The Washington Post on May 27 (“More Repercussions From N. Korean Blast”) referred to a South Korean newspaper report that U.S. spy satellites had detected steam emanating “from a reprocessing facility at North Korea's Yongbyon plant,” which apparently indicates that the nuclear reactor is operational. Regarding the armistice that North Korea is now claiming it will no longer honor, this was only a cease-fire agreement, not a peace treaty. The agreement hasn’t prevented North Korea from building up its military and pursuing nuclear weapons, so North Korea’s open disregard for the armistice is little more than admitting what has already been going on for more than half a century.
The effort to inspect ships, known as the Proliferation Security Initiative, is a voluntary arrangement agreed to by South Korea but not North Korea that's designed to prevent the transport of weapons of mass destruction. More than 90 nations have joined. The Guardian for May 27, in an articled entitled “North Korea restarts nuclear reactor and threatens to attack south,” noted how upset North Korea would be if they were caught in the act of transporting WMDs. A North Korean army spokesman said: “Any hostile act against our peaceful vessels including search and seizure will be considered an unpardonable infringement on our sovereignty and we will immediately respond with a powerful military strike.”
In a sense, North Korea is right; any search and seizure of its naval vessels would infringe on its national sovereignty. But to the degree that North Korea has ever accepted international aid in return for holding off on its nuclear program, it was supposedly accepting an infringement on its sovereignty. Now that the communist dictatorship in Pyongyang has proven beyond a shadow of doubt that they never really did accept any limits to their nuclear program, a declaration of its objection to sovereignty-infringing actions is once again merely stating the obvious.

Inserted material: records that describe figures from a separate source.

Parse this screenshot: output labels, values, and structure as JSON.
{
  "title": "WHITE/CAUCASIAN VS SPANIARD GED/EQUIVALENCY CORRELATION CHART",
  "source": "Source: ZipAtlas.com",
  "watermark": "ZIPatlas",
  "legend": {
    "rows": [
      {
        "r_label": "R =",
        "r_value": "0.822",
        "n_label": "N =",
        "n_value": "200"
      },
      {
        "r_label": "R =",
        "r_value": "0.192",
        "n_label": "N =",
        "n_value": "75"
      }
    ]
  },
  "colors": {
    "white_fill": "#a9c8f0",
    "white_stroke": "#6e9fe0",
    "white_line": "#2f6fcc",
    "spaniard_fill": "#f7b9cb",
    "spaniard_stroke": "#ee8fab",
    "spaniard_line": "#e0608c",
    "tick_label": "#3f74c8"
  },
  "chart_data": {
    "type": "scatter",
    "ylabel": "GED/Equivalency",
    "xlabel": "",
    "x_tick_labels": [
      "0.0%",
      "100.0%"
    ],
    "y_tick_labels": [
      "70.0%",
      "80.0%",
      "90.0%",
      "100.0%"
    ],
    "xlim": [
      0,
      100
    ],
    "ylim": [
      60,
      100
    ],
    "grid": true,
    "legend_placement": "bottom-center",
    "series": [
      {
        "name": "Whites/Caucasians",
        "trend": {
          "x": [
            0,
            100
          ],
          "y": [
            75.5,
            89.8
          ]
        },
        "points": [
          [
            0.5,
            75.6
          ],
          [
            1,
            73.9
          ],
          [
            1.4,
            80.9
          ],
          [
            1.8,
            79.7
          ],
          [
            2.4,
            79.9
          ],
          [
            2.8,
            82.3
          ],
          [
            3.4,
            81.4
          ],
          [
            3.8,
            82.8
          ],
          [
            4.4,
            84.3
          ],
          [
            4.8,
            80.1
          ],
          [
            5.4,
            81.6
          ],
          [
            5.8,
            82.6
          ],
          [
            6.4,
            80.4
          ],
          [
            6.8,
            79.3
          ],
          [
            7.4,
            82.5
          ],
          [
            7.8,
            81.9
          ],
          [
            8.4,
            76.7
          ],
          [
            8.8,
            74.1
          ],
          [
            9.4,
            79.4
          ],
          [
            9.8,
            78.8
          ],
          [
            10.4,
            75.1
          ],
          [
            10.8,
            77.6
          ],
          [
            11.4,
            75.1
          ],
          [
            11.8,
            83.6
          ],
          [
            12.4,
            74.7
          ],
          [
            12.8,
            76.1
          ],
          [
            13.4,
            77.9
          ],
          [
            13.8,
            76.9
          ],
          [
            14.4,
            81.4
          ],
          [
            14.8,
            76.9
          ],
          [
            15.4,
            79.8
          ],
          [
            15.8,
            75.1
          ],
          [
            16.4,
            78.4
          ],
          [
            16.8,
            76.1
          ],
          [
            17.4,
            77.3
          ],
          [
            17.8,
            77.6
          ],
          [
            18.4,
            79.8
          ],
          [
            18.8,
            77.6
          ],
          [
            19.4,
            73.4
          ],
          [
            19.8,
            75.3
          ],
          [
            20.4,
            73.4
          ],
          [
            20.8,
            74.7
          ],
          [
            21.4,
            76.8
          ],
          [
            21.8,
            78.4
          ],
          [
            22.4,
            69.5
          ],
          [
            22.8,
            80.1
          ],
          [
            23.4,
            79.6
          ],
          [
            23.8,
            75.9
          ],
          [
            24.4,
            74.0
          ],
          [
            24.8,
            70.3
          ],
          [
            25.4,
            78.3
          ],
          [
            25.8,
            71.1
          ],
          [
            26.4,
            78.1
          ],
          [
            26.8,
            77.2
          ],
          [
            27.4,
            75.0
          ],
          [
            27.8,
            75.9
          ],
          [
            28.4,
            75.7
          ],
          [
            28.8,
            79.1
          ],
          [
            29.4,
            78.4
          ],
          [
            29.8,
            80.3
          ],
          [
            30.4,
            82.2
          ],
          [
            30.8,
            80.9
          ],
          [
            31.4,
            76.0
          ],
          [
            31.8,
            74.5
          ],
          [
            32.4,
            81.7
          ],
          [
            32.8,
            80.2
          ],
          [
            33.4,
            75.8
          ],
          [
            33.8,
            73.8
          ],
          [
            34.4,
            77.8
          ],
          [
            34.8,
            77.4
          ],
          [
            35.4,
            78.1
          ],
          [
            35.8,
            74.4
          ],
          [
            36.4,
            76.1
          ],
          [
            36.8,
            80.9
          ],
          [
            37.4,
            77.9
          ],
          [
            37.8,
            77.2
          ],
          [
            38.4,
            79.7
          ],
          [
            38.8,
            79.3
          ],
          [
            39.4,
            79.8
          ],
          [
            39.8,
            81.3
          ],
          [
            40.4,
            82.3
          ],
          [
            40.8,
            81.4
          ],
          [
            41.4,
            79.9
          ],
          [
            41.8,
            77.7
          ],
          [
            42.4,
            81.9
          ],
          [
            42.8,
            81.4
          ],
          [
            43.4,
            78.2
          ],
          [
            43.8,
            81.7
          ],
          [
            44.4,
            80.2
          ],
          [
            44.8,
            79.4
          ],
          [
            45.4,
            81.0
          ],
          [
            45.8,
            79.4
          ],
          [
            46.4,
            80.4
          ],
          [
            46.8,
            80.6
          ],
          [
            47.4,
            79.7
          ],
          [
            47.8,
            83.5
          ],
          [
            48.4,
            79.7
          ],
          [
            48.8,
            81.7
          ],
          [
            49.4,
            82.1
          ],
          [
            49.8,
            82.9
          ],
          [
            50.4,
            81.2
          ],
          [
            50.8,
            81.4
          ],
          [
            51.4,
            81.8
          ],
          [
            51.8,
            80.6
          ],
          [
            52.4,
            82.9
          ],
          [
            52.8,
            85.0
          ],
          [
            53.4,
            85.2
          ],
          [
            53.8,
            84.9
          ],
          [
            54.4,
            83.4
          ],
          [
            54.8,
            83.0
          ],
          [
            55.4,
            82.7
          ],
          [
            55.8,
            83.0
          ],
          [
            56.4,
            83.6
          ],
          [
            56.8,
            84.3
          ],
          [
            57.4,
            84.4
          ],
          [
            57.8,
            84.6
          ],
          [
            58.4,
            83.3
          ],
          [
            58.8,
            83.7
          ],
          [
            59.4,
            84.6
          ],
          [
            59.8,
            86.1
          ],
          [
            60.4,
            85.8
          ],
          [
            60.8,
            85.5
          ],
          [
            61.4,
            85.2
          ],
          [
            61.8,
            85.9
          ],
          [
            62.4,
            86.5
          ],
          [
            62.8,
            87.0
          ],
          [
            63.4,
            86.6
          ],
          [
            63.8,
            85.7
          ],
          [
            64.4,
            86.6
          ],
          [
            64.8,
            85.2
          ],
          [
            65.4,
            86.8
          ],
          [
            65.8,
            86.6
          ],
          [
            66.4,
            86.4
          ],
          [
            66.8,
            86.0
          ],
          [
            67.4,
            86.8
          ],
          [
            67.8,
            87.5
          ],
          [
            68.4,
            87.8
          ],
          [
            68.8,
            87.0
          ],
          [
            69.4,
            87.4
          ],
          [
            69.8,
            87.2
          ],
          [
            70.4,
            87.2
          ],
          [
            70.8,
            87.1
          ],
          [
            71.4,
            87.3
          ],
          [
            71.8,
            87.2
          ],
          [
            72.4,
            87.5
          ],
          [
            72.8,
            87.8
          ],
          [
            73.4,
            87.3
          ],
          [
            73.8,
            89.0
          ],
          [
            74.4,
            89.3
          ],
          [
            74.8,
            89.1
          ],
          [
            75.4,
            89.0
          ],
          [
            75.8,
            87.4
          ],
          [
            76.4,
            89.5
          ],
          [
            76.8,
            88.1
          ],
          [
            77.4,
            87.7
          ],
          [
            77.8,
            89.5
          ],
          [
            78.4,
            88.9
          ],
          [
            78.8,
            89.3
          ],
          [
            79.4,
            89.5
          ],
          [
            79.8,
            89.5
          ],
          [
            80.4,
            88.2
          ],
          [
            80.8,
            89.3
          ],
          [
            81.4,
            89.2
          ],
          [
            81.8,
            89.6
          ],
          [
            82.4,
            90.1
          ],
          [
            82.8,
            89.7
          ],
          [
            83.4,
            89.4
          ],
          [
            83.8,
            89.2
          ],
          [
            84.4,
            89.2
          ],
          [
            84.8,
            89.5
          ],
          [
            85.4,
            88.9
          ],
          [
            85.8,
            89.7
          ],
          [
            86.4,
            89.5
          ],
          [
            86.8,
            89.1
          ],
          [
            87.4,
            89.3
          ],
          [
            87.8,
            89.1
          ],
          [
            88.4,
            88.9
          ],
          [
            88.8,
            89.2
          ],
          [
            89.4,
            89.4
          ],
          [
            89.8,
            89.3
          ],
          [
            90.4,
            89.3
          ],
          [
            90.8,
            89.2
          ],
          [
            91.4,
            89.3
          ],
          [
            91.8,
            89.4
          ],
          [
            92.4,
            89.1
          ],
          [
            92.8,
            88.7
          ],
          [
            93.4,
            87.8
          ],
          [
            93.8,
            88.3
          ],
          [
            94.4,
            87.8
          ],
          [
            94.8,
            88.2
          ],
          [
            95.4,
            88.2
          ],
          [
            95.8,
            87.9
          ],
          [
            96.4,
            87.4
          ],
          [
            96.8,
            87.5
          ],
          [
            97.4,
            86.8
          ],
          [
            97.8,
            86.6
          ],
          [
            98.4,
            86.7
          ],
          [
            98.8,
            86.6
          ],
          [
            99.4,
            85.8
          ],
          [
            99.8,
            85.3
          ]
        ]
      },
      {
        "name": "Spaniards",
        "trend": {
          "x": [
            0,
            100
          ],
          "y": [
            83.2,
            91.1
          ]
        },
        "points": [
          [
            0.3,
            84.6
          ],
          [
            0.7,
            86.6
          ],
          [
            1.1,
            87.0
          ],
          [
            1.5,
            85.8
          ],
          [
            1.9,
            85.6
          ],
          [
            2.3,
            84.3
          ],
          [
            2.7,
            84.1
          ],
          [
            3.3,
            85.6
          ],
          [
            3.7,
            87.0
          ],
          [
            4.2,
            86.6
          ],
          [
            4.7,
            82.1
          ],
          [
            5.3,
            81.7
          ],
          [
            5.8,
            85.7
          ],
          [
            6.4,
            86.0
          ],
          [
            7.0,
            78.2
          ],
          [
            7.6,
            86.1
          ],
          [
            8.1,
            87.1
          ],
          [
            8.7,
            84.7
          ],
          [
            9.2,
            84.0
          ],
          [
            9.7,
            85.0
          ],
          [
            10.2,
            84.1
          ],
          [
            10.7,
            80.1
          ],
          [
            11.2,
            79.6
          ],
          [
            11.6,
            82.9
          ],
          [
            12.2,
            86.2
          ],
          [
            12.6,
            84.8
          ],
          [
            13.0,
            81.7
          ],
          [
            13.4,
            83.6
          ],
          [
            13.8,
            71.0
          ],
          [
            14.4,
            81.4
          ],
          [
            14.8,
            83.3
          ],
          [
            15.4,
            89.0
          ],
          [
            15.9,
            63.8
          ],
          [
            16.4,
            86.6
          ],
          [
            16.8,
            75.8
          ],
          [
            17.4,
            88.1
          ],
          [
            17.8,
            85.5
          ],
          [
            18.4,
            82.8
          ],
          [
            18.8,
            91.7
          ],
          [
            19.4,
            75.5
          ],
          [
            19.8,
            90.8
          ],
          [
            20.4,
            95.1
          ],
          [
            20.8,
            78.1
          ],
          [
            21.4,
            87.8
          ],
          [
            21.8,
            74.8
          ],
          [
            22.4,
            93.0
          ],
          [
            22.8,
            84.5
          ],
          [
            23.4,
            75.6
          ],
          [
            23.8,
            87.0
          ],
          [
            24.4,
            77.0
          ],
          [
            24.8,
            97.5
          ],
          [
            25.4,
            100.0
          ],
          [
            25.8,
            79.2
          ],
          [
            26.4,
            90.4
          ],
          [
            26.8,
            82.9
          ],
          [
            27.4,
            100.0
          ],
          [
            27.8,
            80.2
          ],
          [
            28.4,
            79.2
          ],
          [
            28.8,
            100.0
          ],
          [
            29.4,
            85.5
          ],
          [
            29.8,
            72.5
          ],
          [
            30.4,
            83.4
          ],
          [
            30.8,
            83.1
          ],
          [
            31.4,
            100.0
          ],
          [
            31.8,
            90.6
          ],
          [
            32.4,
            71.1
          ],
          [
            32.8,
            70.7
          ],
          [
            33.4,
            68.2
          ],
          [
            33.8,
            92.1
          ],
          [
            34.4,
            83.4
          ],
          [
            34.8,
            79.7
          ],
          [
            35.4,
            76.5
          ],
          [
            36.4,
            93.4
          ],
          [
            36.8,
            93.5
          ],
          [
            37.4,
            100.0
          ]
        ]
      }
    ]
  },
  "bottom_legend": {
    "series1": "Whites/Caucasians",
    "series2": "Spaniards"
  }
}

What may not be so obvious is the way all the furor over North Korea’s nuclear capabilities is serving only to strengthen the United Nations and other international institutions at the expense of U.S. sovereignty. As the Obama administration seeks to work through the UN and international arrangements such as the Proliferation Security Initiative, it is carrying out a policy first proposed to the United Nations in 1961 by President John F. Kennedy. Titled Freedom From War: The United States Program for General and Complete Disarmament in a Peaceful World (also known as State Department Publication 7277), this incremental disarmament policy seeks to reach a stage when “progressive controlled disarmament and continuously developing principles and procedures of international law would proceed to a point where no state would have the military power to challenge the progressively strengthened U.N. Peace Force.”
The UN does not now possess this level of power, but if the United States continues to seek international solutions to challenges like North Korea’s nuclear capability, it will only serve to make the UN more unchallengeable in the long run.